The current international order is built upon a vision that we have common ground and that we follow all the rules. China likes to cherry pick certain things. What we’ve become aware of, for example, is how China is trying to influence different treaties on technology [standards]. There are very specific areas where they put in their own vocabulary, which, for example, diminish the issue of human rights. They are really quite active, slowly but methodically changing — cutting away — the ideas on which the international order is built upon.

VOA: Please explain your understanding of European values and universal values.

LIPAVSKY: I don’t think there should be any major difference between the global values and European values. We are working with the U.N. Charter, with the Charter of Human Rights. Those are the very basic documents which were crafted from the horrors of the Second World War. And this is something on which European societies are built upon, and the rest of the world has publicly adopted. So, this should form the basis on which our thinking stands.

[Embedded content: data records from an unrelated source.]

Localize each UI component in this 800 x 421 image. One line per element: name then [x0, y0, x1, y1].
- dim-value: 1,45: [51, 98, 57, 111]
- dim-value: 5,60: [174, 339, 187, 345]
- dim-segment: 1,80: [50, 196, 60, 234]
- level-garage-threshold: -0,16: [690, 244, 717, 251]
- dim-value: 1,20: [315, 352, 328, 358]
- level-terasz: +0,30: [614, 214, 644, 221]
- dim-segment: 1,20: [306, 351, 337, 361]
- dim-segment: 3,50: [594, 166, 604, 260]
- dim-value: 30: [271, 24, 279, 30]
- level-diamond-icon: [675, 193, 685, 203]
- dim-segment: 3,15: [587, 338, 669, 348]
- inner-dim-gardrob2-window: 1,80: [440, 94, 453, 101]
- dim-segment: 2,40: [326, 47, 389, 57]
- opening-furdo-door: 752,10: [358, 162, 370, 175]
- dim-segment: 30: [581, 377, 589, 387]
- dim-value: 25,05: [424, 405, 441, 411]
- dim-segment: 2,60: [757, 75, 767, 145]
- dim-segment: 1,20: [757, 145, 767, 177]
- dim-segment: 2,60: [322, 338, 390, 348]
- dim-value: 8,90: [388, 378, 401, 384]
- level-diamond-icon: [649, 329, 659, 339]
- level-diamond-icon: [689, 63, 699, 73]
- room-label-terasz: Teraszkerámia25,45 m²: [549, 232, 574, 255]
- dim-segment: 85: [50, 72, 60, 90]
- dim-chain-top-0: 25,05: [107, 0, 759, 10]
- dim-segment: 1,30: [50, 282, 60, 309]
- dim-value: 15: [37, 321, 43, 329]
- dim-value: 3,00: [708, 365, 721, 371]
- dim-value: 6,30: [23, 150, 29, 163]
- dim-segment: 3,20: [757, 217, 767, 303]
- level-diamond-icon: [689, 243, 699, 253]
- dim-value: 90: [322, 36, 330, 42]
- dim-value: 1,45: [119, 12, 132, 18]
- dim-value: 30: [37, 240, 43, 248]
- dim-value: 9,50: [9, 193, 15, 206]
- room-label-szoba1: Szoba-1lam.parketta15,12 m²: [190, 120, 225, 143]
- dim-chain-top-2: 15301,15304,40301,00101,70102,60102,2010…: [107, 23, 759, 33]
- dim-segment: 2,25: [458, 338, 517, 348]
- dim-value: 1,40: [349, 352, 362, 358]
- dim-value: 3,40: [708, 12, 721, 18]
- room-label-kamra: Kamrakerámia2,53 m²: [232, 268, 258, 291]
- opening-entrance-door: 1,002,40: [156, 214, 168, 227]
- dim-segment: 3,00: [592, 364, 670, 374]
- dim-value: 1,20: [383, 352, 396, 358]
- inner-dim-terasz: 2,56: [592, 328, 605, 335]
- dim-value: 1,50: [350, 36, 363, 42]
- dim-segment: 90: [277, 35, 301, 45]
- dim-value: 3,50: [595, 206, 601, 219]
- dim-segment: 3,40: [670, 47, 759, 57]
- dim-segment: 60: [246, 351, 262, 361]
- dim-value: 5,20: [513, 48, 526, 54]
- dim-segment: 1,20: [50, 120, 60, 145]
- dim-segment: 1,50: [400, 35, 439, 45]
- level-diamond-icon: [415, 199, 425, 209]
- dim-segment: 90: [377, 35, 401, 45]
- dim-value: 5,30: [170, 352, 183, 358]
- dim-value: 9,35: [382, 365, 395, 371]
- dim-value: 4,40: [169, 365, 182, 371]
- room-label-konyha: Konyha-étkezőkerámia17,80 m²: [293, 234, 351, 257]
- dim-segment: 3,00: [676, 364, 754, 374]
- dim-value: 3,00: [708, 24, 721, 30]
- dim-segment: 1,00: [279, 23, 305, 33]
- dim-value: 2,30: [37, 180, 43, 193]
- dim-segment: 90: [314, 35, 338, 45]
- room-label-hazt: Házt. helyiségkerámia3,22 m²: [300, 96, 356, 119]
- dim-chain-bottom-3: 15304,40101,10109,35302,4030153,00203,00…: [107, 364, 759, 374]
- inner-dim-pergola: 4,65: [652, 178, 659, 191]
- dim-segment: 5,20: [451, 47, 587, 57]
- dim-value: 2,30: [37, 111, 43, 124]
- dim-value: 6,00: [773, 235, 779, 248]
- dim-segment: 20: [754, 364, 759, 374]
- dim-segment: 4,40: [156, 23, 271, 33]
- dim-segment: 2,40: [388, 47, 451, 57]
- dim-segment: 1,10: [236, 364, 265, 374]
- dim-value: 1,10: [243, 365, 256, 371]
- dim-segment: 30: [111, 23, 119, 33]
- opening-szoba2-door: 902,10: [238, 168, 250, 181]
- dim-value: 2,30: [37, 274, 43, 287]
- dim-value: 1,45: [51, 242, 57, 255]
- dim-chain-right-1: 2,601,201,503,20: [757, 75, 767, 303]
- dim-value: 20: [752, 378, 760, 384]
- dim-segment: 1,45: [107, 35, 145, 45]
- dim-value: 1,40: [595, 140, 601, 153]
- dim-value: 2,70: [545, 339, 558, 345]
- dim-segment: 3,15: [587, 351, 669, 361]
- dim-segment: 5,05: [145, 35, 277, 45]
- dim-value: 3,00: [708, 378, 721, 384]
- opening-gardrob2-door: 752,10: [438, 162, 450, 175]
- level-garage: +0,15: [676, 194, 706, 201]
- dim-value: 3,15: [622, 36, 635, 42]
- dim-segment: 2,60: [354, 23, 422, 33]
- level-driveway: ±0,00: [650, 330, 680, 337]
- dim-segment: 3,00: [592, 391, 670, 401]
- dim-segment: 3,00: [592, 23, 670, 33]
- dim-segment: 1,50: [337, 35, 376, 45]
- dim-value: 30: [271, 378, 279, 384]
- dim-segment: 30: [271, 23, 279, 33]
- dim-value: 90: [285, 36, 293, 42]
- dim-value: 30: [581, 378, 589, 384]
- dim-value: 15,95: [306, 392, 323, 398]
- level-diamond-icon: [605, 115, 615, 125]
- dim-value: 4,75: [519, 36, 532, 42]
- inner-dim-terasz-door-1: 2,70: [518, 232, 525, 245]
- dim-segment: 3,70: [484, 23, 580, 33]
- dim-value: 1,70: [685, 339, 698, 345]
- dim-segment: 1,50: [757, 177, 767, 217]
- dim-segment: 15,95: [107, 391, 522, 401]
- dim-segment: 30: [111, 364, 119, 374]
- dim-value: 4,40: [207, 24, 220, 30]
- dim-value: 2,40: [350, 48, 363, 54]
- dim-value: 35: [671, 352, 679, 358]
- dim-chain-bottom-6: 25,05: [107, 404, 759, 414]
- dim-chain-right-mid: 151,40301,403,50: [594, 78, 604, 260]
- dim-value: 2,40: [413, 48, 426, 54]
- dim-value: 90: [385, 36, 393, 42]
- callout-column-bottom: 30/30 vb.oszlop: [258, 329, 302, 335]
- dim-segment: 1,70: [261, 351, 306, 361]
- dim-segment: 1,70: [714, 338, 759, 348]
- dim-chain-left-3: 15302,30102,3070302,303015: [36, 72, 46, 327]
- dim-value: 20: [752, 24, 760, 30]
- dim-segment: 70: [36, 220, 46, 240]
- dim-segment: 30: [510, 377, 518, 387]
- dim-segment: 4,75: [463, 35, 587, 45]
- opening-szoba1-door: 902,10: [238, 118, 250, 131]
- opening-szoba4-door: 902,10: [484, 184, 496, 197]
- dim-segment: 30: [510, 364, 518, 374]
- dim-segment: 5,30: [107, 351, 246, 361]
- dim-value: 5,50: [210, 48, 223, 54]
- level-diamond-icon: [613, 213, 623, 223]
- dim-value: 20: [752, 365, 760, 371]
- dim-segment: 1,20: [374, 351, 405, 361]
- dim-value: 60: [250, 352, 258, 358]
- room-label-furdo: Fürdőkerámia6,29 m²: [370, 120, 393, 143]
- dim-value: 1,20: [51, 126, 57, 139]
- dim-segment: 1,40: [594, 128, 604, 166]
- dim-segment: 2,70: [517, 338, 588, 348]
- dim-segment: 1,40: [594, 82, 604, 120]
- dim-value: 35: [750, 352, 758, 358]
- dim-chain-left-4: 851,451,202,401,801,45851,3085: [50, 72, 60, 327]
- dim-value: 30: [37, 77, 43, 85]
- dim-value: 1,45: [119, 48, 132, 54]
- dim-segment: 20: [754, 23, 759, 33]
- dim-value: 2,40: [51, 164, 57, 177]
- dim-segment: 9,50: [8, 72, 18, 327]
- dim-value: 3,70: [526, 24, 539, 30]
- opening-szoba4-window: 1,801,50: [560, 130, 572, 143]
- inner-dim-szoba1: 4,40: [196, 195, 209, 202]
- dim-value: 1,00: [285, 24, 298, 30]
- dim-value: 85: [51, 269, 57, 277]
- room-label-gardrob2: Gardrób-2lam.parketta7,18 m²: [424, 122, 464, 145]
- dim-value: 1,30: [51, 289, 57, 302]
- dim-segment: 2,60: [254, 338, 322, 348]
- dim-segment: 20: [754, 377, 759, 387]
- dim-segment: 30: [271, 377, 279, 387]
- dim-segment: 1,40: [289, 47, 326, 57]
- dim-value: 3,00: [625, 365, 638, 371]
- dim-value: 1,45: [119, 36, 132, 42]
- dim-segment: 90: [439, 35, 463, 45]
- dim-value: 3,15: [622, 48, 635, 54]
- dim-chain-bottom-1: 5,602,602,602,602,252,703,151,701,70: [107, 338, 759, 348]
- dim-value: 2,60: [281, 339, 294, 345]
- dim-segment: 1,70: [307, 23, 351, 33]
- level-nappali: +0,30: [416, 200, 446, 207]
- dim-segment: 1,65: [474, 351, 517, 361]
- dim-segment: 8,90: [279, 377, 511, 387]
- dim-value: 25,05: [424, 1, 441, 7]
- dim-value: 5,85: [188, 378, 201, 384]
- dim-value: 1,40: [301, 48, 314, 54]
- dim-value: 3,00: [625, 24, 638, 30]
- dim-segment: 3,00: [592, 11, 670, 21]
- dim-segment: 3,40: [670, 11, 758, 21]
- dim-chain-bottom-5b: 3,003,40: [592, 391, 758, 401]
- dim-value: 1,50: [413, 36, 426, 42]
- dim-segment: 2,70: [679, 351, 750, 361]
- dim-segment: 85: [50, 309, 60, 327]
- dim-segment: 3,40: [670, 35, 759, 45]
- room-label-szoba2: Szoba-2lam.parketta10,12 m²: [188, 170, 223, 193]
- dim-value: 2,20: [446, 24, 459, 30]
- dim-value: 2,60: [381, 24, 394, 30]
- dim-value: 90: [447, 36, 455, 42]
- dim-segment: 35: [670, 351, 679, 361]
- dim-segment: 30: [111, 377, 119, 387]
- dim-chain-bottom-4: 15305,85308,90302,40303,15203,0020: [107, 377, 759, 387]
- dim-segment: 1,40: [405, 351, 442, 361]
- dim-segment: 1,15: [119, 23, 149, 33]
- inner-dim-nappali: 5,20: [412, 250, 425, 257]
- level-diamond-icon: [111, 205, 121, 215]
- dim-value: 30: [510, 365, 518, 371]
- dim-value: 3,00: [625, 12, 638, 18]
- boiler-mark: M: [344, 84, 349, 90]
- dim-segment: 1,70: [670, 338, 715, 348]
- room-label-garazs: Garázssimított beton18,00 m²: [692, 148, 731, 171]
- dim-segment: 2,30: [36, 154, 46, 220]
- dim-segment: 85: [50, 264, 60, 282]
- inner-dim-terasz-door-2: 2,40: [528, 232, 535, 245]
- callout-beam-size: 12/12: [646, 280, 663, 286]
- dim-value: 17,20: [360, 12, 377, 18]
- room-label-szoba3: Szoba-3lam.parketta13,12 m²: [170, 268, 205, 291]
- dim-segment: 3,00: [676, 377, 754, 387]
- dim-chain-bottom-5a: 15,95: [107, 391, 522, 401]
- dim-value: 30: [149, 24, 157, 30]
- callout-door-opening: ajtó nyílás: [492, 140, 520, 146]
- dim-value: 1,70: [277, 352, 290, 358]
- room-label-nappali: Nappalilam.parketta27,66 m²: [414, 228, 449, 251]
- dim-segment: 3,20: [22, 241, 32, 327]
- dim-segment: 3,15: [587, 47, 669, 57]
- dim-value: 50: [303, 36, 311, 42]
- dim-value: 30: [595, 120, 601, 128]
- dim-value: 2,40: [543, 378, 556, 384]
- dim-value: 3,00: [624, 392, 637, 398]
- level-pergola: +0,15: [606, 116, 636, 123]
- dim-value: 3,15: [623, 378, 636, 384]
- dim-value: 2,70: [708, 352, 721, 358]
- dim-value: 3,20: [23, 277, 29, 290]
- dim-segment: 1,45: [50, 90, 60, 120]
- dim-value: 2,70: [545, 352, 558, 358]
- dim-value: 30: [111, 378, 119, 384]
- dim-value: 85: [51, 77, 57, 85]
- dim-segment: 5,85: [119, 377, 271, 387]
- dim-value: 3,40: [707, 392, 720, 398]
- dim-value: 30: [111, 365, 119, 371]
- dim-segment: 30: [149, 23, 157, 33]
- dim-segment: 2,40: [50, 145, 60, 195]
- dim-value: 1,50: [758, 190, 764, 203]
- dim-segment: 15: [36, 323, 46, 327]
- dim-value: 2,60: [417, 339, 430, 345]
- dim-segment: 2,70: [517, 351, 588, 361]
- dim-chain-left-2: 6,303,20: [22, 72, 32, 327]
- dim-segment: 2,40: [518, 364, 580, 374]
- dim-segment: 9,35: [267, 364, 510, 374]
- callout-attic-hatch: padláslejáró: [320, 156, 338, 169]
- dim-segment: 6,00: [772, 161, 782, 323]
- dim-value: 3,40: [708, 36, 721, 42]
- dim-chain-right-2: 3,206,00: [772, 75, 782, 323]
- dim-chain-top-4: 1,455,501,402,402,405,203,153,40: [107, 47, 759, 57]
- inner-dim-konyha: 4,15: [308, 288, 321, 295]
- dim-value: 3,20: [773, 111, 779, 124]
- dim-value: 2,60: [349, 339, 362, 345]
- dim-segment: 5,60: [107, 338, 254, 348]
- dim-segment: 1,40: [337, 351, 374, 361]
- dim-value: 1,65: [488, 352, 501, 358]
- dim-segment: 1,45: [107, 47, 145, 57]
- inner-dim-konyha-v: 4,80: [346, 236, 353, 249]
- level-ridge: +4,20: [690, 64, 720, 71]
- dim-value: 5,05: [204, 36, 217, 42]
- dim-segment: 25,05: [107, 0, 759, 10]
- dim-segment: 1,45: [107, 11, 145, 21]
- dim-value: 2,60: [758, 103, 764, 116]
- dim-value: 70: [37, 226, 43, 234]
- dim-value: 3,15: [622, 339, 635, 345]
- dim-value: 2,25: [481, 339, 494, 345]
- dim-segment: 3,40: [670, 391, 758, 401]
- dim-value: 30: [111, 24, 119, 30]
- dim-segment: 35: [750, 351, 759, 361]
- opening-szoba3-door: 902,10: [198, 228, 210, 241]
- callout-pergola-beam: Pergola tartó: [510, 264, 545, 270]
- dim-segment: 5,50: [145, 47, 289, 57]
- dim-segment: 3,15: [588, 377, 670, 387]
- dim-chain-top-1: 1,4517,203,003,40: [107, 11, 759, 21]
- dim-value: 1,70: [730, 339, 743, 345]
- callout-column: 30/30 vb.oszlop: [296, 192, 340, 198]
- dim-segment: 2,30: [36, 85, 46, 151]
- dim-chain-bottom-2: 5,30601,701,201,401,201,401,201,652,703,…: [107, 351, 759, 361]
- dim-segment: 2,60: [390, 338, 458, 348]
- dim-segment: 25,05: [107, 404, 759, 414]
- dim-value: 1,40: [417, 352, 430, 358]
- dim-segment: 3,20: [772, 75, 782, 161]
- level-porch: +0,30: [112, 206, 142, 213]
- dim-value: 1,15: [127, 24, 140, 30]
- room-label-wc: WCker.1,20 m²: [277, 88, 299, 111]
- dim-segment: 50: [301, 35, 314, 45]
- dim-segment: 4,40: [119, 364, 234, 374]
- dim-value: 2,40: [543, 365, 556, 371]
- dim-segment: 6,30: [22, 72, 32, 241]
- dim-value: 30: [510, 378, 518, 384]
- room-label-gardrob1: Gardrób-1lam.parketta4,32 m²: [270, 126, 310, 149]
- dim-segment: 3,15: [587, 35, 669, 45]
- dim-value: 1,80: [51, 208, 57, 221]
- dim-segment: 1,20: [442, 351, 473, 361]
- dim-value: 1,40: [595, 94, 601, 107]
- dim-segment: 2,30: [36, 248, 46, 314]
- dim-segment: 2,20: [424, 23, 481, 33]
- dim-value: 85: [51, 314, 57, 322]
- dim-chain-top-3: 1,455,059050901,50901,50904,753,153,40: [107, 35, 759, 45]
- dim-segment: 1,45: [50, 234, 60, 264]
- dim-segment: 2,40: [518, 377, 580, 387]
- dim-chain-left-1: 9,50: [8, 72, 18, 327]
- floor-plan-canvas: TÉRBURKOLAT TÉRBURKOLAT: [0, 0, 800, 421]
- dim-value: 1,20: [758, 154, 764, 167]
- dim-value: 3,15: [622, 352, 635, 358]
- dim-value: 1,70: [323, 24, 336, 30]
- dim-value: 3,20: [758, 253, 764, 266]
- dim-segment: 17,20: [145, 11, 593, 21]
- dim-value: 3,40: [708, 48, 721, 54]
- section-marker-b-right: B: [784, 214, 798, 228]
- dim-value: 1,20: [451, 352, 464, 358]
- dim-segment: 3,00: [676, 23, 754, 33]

VOA: Some people say this war [against Ukraine] is Putin’s war, and some say it’s Russia’s war. They say the Russian people are very involved as well. Earlier you talked about Putin being the KGB and of a previous generation. Do you see the changing of times and younger generations making a difference in countries like both Russia and China? You, yourself, being only in your 30s?

LIPAVSKY: I see that the Russian nation was manipulated into believing this horrendous propaganda, which is sad to see; and it’s hard to distinguish between the state and the nation when systematic propaganda is truly Orwellian (dystopian view) — like we see in Russia and in China.

VOA: What are the prospects of the China-EU Comprehensive Agreement on Investment?

LIPAVSKY: Honestly, I don’t feel this is on the EU’s agenda for the foreseeable future. It has a lot to do with Xinjiang, and the fact that 10 members of the European Parliament were put on China’s sanctions list.

VOA: Do you see Europe ever working with Russia to help that country rebuild?

LIPAVSKY: That’s an interesting question. The war is still going on, it’s too soon to have this kind of discussion. If there would be change in Russia, of course, we could cooperate.